[Bioc-sig-seq] ChIPpeakAnno annotatePeakInBatch problems in R2.13/ChIPpeakAnno_1.8.0 and R2.13/ChIPpeakAnno_2.0.2
Ou, Jianhong
Jianhong.Ou at umassmed.edu
Thu Sep 1 16:09:54 CEST 2011
Hi Sonia,
Could you tell me the details about how to generate the annotation file Annots/UCSC_knownGene.hg19.bed?
Yours sincerely,
Jianhong Ou
jianhong.ou at umassmed.edu
On Aug 31, 2011, at 4:17 PM, Zhu, Lihua (Julie) wrote:
>
> ------ Forwarded Message
> From: Sonia Leach <sonia.leach at gmail.com>
> Date: Wed, 31 Aug 2011 15:52:43 -0400
> To: "bioc-sig-sequencing at r-project.org" <bioc-sig-sequencing at r-project.org>
> Subject: [Bioc-sig-seq] ChIPpeakAnno annotatePeakInBatch problems in
> R2.13/ChIPpeakAnno_1.8.0 and R2.13/ChIPpeakAnno_2.0.2
>
> I had a problem with the original ChIPpeakAnno distribution
> ChIPpeakAnno_1.8.0 for R2.13 where depending on the number of spaces
> in the RangedData Annotation object sent to annotatePeakInBatch, I
> would get the error:
> Error in FUN(1L[[1L]], ...) : object 'r' not found
> (see Problem 1 below) which went away when I downloaded the
> development version R2.13/ChIPpeakAnno_2.0.2
>
> However, then I had the problem that calling annotatePeakInBatch(...,
> output="overlapping", multiple=FALSE) returned the same number of
> answers as annotatePeakInBatch(..., output="overlapping",
> multiple=TRUE) (see Problem 2 below). Obviously, the work around is to
> take one hit from among the multiples returned but this should be
> fixed.
>
> The annotation file I used is just a bed6 dump from UCSC goldenpath.
>
> ============ problem 1:
> library(ChIPpeakAnno)
>
> myPeak = RangedData(IRanges(start = c(17208381), end = c(17208381), names =
> c("S
> ite1")),space = c("chr1"),strand = c('+'))
>
> ## This object has 25 spaces for chr1..22,X,Y,M
> UCSC = read.delim('Annots/UCSC_knownGene.hg19.bed',header=FALSE)
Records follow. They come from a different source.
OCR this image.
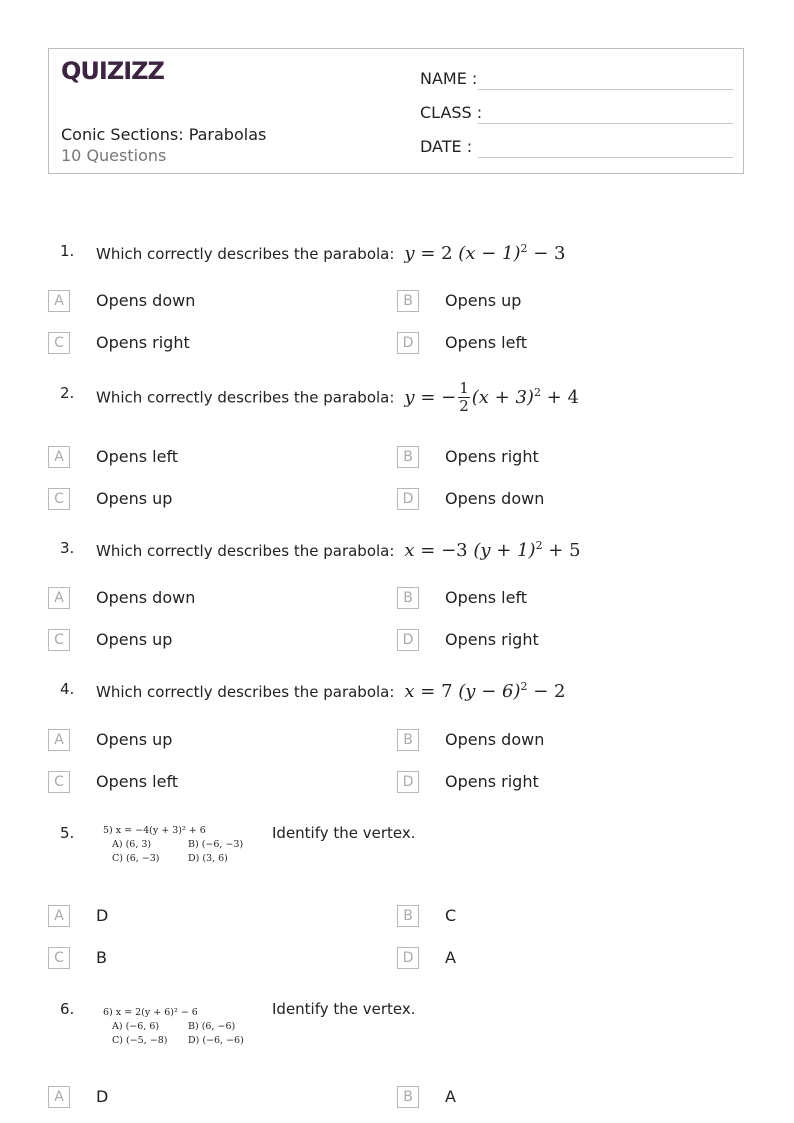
QUIZIZZ
Conic Sections: Parabolas
10 Questions
NAME :
CLASS :
DATE :
1. Which correctly describes the parabola: y = 2 $(x - 1)^2 - 3$
A	Opens down	B	Opens up
C	Opens right	D	Opens left
2. Which correctly describes the parabola: y = − $\frac{1}{2} (x + 3)^2 + 4$
A	Opens left	B	Opens right
C	Opens up	D	Opens down
3. Which correctly describes the parabola: x = −3 $(y + 1)^2 + 5$
A	Opens down	B	Opens left
C	Opens up	D	Opens right
4. Which correctly describes the parabola: x = 7 $(y - 6)^2 - 2$
A	Opens up	B	Opens down
C	Opens left	D	Opens right
5.	5) x = −4(y + 3)² + 6
A) (6, 3)	B) (−6, −3)
C) (6, −3)	D) (3, 6)
Identify the vertex.
A	D	B	C
C	B	D	A
6.	6) x = 2(y + 6)² − 6
A) (−6, 6)	B) (6, −6)
C) (−5, −8) D) (−6, −6)
Identify the vertex.
A	D	B	A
> UCSC_rangeD = RangedData(IRanges(start= UCSC[,2], end= UCSC[,3],
> names=UCSC[,4])
> , space=as.character(UCSC[,1]),strand=UCSC[,6])
>
> ## This object has just 1 space but the same data as UCSC_rangedD[868,]
> feature = RangedData(IRanges(start = c(17066767), end = c(17267729), names =
> c("
> Site1")),space = c("chr1"),strand = c('+'))
>
> ## with UCSC_rangeD[868,], gives error in R2.13/ChIPpeakAnno_1.8.0
> ## Error in FUN(1L[[1L]], ...) : object 'r' not found
> annotation = annotatePeakInBatch(myPeak, AnnotationData=UCSC_rangeD[868,],
> outpu
> t="overlapping", maxgap=0, multiple=FALSE)
>
> ## with 1-space feature, no error
> annotation = annotatePeakInBatch(myPeak, AnnotationData=feature,
> output="overlap
> ping", maxgap=0, multiple=FALSE)
>
> <sorry, I no longer have the session info for this run - but it is the
> basic R2.13 install plus biocLite(ChIPpeakAnno), and should have the
> same versions as the session info shown for problem 2 below, minus the
> new dev version for ChIPpeakAnno (i.e. everything the same as below,
> except ChIPpeakAnno_2.0.2.tar.gz, gplots_2.8.0.tar.gz,
> caTools_1.12.tar.gz, gdata_2.8.2.tar.gz, gtools_2.6.2.tar.gz)
>>
>
> ======== Problem 2
> R version 2.13.0 (2011-04-13)
> Copyright (C) 2011 The R Foundation for Statistical Computing
> ISBN 3-900051-07-0
> Platform: x86_64-unknown-linux-gnu (64-bit)
>
>> library(ChIPpeakAnno)
> Warning message:
> replacing previous import 'space' when loading 'IRanges'
>> UCSC = read.delim('Annots/UCSC_knownGene.hg19.bed',header=FALSE)
>> UCSC_rangeD = RangedData(IRanges(start= UCSC[,2], end= UCSC[,3],
> names=UCSC[,4]), space=as.character(UCSC[,1]),strand=UCSC[,6])
>> data = unique(read.table(file[i], sep="\t", header=FALSE))
>> ids = sub("ID=(\\d+);.+", "ID\\1", data[,9], perl=TRUE)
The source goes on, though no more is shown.